Low rates of ICS adherence are linked with the marked disparities evident in poor and minority adults with asthma. ICS non-adherence due to erroneous asthma beliefs or negative ICS beliefs is more common in poor and minority adults. These beliefs have an impact on self-management choices and pose some of the most daunting challenges to improving care in these communities. Addressing this requires a novel multifactorial approach as we have proposed. To ensure their sustainability, evidence-based interventions must be adapted to and integrated into real-world settings. A 7-min SDM intervention that uses MI techniques can focus on suboptimal asthma control while being delivered by PCPs during the 10–15 min typically allocated for an appointment. This feasibility trial proposes to ascertain our ability to recruit and to train providers to deliver a brief intervention in the FQHC setting and to test whether minority adult patients with uncontrolled asthma receive benefit from this intervention by comparing the active condition to a dose-matched control condition. Furthermore, satisfaction with the intervention will be examined in providers, patients, and patients’ loved ones. We anticipate that this trial will provide data that will inform a future full-scale RCT.
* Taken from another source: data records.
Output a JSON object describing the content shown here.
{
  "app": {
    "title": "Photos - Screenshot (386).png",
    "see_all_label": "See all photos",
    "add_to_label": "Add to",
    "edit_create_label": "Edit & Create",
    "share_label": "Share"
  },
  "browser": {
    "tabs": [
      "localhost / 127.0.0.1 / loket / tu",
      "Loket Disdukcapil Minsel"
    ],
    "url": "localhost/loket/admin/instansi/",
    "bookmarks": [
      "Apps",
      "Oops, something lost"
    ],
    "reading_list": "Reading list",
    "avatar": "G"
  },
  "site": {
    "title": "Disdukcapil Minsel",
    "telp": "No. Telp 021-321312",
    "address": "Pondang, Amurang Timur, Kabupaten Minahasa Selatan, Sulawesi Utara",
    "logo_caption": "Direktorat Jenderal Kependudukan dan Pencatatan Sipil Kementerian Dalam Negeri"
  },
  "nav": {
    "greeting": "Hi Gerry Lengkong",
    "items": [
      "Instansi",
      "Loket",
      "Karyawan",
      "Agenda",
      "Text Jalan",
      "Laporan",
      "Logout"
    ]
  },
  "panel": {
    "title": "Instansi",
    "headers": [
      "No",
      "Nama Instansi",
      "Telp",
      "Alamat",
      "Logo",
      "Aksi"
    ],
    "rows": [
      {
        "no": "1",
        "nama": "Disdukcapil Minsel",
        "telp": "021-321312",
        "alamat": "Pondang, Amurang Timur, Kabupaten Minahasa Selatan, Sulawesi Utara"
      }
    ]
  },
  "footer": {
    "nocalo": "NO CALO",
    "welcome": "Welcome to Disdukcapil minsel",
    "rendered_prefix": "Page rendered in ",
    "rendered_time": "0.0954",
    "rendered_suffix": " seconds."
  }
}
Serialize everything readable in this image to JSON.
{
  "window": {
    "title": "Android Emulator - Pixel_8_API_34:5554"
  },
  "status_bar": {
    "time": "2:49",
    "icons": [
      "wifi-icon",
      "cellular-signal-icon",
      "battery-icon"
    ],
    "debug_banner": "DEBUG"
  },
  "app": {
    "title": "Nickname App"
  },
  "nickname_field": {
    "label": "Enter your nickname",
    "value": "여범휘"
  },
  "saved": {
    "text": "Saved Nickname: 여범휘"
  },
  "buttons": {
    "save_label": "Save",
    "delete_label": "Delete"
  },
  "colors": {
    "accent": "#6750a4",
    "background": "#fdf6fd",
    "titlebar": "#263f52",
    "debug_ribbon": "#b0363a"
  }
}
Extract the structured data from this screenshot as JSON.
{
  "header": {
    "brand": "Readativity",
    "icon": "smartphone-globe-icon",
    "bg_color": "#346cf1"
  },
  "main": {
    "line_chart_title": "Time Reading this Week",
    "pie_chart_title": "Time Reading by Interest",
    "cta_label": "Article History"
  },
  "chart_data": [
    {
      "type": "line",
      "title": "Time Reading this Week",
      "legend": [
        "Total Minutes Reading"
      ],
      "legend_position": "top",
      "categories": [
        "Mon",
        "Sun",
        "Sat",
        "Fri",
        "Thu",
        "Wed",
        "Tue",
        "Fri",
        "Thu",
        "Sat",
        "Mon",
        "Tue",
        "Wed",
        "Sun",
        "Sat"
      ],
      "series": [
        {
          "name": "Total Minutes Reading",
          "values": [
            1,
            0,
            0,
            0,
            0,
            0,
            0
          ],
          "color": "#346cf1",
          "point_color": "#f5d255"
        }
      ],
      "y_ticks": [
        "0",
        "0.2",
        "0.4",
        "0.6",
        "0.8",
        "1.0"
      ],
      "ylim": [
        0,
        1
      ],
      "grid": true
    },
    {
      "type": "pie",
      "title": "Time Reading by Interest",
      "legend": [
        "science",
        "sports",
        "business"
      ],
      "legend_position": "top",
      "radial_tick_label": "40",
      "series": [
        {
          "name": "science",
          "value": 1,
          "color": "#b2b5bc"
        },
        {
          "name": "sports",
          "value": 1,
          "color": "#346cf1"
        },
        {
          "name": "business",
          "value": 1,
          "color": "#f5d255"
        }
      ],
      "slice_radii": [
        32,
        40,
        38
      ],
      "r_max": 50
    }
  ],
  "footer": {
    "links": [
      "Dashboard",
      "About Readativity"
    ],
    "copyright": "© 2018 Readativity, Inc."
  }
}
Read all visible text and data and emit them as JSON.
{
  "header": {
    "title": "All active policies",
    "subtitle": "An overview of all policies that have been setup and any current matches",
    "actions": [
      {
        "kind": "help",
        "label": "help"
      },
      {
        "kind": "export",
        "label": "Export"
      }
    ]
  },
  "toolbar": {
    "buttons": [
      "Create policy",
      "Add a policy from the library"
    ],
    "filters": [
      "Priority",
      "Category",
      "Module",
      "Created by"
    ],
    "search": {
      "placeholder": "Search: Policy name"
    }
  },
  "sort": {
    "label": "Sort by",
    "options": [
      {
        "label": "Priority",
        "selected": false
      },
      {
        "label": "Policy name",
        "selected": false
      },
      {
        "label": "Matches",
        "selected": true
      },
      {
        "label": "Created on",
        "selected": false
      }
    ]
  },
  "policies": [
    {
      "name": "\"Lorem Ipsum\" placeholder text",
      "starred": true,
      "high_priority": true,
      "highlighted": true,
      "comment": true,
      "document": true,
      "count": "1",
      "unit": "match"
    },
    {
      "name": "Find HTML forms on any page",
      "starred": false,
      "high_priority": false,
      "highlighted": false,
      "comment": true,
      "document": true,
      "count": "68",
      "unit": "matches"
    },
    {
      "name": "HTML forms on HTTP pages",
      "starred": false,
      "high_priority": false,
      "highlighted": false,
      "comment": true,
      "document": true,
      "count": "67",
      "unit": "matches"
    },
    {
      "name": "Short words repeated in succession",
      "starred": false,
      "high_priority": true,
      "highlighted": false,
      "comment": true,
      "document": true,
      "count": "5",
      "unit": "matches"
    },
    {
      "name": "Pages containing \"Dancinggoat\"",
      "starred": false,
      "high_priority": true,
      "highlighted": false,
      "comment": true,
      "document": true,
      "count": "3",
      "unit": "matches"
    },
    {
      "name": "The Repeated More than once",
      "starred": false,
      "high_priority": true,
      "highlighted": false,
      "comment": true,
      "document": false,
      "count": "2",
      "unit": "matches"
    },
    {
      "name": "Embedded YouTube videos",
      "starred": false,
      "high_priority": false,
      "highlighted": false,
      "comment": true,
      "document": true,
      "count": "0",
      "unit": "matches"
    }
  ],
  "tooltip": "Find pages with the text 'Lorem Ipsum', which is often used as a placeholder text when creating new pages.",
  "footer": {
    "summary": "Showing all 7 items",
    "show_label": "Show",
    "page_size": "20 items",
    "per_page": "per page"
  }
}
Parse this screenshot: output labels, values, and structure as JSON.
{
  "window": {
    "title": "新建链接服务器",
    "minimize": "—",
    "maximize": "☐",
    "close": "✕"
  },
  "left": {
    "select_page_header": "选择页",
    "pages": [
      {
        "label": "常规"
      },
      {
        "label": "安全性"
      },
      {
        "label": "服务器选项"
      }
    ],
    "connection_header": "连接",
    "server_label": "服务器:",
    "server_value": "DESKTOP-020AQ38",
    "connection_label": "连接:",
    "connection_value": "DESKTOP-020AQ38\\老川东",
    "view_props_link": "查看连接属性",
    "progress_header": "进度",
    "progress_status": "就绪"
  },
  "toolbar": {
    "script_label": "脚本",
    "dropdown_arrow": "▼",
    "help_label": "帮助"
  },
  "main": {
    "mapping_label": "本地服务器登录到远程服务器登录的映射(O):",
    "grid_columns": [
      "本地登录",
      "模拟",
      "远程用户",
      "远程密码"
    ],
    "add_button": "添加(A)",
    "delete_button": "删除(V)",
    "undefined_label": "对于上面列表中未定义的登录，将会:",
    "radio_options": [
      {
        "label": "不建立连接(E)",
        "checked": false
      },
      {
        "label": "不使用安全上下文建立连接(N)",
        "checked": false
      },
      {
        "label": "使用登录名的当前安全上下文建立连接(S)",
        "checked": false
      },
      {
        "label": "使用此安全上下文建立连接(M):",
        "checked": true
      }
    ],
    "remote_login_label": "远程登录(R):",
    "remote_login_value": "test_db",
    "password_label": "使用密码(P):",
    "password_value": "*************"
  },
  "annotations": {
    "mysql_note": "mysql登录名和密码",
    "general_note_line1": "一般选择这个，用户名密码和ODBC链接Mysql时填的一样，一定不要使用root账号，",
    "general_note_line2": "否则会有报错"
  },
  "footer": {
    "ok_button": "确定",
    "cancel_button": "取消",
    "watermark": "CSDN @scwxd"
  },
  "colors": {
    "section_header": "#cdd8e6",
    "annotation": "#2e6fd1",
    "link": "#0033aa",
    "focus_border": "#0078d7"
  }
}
This study’s innovations are numerous. Although this proposed study uses a relatively well-established intervention paradigm—SDM coupled with MI—its extension to Black adults with uncontrolled asthma who receive care in FQHCs is novel. Few adult asthma interventions are conducted in primary care and even fewer in FQHCs; none have used PCPs to deliver the intervention (Kew et al., 2017). Additionally, PCPs success in delivering SDM interventions for asthma has not been evaluated. Another innovation is that by drawing on existing resources (i.e., PCPs integrated into the intervention setting and have a relationship with patients), we maximize the likelihood of sustaining the intervention and building capacity in underserved communities. Using PCPs as interventionists offer several advantages for patient care, including keeping PCPs more informed regarding their patients’ status and health needs. The potential for scalability is exemplified by our plan for a one-time brief intervention delivered during routine primary care visits. Our intervention is also innovative because, to our knowledge, we are among the first to address ICS non-adherence by concurrently targeting both erroneous health beliefs and ICS beliefs, which has the potential to have a synergistic effect; targeting multiple factors may amplify intervention benefits compared with interventions that target just one of these important contributors to ICS non-adherence.

4.1 |. Limitations

This feasibility trial is not without important limitations. First, we will use two sites with very similar patient demographics which will limit the generalizability of our findings. Second, we will randomize at the level of the PCP and not the clinics, which may allow for the introduction of contamination of the active and control conditions.

5 |. CONCLUSIONS

Poorly controlled asthma among low-income, Black adults is a significant problem that is due, in part, to ICS non-adherence. A brief single session SDM clinic-based intervention delivered by PCPs that addresses ICS adherence by focusing on erroneous beliefs about asthma and negative beliefs about ICS has the potential to greatly improve asthma control in this high risk group. This has important implication for nursing in that it will provide a novel, low-risk tool to improve care. Because erroneous beliefs about asthma and ICS transcends cultures, the BREATHE intervention has the potential to be applied to other patient populations both in the USA and beyond.